Cape revises student code of conduct

Restorative practices replace conventional discipline
September 4, 2019

Cape school board members voted unanimously Aug. 22 to merge separate student codes of conduct into one document that reflects the district’s commitment to the restorative practices approach to discipline.

Superintendent Bob Fulton said the revised code is a more proactive way to deal with student behavior in a positive way.

“We’re going to work with students and families to improve behavior, and consequences we give them will not just be consequences of suspensions and detentions,” he said. “It’s going to be rebuilding relationships so different choices are made in future incidents. That’s what the goal of this is.”

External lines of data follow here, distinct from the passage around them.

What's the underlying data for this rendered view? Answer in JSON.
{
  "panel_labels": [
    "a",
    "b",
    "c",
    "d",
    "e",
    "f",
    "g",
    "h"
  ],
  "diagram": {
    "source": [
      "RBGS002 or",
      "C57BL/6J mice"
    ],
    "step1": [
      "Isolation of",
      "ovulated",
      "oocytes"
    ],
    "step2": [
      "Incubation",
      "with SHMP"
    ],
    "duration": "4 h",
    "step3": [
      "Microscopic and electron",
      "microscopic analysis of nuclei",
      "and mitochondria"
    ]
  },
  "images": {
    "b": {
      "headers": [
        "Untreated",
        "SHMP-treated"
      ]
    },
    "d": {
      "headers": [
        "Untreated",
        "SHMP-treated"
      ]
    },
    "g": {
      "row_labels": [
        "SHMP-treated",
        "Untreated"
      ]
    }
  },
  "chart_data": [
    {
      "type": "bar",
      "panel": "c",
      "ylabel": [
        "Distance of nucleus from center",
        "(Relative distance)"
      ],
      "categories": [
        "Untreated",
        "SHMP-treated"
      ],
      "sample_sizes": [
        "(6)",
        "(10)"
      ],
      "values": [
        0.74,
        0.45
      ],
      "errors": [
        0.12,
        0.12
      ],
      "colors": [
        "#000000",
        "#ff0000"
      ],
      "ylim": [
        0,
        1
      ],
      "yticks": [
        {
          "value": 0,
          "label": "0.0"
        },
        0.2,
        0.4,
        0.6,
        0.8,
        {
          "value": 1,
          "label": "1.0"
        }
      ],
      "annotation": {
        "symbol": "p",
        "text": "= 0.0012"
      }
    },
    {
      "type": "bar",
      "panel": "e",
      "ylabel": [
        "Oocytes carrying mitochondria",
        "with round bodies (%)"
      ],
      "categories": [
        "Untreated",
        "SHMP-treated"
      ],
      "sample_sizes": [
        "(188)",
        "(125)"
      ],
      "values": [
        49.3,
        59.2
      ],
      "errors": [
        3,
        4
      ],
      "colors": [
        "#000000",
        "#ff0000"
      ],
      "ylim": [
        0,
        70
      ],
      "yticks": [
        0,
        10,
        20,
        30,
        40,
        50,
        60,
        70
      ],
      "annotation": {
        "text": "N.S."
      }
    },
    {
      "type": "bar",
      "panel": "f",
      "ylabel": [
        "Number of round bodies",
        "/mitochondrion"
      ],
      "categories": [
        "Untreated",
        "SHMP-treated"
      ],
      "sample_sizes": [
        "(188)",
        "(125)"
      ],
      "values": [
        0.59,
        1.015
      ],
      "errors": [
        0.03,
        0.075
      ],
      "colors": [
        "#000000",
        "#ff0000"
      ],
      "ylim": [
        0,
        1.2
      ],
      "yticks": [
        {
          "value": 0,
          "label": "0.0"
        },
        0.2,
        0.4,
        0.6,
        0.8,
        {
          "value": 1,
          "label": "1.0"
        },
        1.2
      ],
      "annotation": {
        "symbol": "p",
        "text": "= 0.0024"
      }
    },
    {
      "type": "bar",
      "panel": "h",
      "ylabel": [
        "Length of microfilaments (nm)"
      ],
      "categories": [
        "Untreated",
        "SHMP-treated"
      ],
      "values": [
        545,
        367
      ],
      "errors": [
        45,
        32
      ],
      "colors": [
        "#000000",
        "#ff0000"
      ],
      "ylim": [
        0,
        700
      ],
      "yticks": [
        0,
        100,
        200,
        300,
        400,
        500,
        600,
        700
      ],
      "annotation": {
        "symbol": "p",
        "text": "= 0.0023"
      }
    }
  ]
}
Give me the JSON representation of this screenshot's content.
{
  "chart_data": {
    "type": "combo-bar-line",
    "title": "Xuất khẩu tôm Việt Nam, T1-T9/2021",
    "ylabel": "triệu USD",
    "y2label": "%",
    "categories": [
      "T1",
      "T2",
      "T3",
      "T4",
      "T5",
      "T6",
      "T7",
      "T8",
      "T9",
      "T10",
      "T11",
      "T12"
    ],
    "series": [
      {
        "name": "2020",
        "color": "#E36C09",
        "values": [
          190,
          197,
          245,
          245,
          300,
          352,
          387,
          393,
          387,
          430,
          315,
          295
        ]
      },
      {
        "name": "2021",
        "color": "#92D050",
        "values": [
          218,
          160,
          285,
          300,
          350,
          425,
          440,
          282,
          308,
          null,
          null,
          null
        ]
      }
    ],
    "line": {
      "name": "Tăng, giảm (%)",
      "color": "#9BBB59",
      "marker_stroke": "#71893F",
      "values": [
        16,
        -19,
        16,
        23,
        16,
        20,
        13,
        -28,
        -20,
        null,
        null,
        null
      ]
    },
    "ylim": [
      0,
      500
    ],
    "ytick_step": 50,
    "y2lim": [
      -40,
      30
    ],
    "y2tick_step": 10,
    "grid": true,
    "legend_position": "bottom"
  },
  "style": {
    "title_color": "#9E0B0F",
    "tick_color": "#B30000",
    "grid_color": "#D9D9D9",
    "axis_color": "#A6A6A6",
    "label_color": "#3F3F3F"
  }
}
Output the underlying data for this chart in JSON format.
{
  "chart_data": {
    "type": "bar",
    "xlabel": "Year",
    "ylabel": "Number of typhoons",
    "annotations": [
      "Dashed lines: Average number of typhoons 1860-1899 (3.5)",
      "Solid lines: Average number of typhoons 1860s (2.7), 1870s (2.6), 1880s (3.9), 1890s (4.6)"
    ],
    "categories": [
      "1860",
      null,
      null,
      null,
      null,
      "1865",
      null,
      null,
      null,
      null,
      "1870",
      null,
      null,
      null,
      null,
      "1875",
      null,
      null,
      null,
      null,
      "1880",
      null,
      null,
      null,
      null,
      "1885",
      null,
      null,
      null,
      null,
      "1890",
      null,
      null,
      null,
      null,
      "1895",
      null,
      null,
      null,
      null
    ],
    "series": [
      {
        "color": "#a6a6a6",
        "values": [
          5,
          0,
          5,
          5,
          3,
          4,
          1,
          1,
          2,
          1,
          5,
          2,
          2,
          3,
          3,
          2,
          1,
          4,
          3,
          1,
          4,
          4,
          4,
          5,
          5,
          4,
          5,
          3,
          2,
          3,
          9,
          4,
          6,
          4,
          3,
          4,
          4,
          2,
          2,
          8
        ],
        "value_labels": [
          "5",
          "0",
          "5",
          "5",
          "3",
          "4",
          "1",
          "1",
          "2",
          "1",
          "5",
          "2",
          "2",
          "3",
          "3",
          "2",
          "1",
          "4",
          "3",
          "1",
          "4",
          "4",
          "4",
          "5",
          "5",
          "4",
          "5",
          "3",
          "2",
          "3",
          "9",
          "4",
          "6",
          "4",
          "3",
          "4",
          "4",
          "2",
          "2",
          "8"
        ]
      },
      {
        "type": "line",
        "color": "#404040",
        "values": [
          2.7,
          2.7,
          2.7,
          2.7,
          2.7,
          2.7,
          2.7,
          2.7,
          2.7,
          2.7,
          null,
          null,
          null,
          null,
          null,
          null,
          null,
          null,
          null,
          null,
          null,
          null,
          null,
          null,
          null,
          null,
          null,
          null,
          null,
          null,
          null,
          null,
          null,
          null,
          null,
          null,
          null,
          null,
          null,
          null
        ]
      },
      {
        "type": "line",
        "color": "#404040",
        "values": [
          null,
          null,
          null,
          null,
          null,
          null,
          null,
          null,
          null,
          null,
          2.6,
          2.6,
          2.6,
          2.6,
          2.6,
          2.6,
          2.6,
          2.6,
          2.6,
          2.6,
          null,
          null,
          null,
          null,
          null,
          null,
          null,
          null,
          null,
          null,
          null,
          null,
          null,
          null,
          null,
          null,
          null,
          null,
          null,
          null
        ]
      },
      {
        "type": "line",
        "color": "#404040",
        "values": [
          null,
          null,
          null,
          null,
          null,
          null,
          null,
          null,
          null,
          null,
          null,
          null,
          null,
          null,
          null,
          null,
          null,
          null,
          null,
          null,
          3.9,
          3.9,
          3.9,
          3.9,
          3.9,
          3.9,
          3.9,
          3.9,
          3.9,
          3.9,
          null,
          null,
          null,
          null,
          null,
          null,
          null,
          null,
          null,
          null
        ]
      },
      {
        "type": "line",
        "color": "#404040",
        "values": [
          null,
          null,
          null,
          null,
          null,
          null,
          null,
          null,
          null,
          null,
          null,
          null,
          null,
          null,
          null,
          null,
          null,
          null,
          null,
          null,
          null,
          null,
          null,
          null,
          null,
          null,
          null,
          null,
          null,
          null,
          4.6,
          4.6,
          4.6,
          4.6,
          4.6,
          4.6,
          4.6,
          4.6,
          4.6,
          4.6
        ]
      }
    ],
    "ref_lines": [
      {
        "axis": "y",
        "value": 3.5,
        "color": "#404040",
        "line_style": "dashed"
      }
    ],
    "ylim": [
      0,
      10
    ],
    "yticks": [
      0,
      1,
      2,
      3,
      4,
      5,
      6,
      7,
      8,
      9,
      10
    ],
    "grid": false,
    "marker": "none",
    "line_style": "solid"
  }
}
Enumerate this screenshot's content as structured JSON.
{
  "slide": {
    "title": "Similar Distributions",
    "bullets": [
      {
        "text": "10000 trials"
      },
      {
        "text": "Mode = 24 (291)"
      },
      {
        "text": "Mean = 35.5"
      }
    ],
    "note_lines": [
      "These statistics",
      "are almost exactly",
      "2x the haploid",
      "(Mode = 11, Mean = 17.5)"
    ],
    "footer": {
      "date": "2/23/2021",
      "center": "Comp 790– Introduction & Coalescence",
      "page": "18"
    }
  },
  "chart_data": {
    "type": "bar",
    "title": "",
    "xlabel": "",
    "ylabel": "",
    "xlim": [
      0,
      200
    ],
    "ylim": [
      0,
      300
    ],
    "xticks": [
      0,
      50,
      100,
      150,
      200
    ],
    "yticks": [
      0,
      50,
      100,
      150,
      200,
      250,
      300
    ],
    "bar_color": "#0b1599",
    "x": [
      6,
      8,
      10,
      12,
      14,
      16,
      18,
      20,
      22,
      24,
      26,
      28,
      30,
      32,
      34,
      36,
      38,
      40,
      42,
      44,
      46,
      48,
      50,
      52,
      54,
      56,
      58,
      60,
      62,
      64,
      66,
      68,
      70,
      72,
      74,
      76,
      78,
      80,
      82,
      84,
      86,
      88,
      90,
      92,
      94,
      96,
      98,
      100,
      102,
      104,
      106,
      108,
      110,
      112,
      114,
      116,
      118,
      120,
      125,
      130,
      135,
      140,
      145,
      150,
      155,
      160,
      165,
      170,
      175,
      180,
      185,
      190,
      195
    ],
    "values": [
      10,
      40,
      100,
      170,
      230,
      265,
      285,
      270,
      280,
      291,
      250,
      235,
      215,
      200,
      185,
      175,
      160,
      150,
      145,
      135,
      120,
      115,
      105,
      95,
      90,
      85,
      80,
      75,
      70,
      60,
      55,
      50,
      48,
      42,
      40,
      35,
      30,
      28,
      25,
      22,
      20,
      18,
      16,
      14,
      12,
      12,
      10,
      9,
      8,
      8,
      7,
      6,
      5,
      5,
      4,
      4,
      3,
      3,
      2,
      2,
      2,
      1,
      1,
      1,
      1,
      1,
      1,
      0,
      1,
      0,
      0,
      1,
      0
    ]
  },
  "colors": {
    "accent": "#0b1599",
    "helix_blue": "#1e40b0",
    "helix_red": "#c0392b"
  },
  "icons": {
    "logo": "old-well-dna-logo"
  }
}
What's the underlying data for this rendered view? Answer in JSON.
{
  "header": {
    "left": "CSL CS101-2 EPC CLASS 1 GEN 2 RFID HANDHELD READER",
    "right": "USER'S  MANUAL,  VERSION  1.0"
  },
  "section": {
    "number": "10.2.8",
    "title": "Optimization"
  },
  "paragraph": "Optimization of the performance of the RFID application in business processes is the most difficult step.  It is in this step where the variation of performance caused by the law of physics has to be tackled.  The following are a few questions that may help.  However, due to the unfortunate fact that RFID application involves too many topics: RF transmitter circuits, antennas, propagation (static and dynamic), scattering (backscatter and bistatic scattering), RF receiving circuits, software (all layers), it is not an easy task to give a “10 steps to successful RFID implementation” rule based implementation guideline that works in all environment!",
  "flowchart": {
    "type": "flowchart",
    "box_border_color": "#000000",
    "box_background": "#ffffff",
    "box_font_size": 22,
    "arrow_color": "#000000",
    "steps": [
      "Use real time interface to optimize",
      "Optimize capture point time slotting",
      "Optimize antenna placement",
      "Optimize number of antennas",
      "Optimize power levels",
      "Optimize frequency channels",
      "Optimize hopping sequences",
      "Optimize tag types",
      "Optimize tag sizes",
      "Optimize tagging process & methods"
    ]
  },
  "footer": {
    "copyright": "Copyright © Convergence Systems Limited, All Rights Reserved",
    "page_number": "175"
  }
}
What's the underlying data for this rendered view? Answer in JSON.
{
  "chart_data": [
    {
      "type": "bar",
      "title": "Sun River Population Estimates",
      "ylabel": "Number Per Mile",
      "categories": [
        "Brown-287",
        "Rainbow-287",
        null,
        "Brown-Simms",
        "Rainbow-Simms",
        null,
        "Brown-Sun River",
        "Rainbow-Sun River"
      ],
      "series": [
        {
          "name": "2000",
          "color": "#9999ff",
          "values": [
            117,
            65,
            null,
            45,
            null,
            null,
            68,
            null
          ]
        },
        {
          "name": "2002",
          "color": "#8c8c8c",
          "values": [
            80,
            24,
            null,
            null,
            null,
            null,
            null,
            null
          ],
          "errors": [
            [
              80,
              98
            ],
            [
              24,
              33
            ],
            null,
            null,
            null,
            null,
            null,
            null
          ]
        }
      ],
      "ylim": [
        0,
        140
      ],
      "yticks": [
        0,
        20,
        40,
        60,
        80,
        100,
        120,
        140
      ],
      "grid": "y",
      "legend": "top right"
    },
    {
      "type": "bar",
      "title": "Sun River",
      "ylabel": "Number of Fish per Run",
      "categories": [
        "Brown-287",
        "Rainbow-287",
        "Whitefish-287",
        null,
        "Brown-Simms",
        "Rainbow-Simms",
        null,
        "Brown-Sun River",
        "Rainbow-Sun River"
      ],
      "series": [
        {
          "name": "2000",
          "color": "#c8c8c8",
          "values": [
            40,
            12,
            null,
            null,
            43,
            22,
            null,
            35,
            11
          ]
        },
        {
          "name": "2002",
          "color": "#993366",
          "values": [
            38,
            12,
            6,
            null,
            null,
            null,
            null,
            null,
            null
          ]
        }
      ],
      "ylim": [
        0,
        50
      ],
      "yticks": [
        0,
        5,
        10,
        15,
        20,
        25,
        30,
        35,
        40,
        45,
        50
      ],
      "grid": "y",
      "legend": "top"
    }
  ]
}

The restorative practices guide replaces a disciplinary matrix of infractions and escalating consequences with a structured process that focuses on repairing harm done to people and relationships, and accountability rather than punishing offenders. The code also merges the elementary code with the middle and high school code.

The process includes developing a respect agreement for each class, resolving issues in class, conferencing, and circles that teach acceptable and appropriate behavior by using consequences that align with the offense. 

Infractions are categorized into steps that guide teachers on strategies and interventions, and when administration needs to be involved.

Students are able to admit their infraction and seek ways to correct their behavior, either individually with a teacher or with other students, until a mutually agreed-upon resolution is reached. Consequences can include a verbal or written apology, community service or parent contact.

More serious infractions, such as unsafe driving or use of tobacco, carry consequences of in-school or out-of-school suspension. Severe infractions such as assault or terroristic threatening also require police notification.

Shields Elementary Assistant Principal Jennifer Leach said restorative practices make the disciplinary process more consistent.

“We’ve been doing restorative practices, but now it comes together nicely,” she said.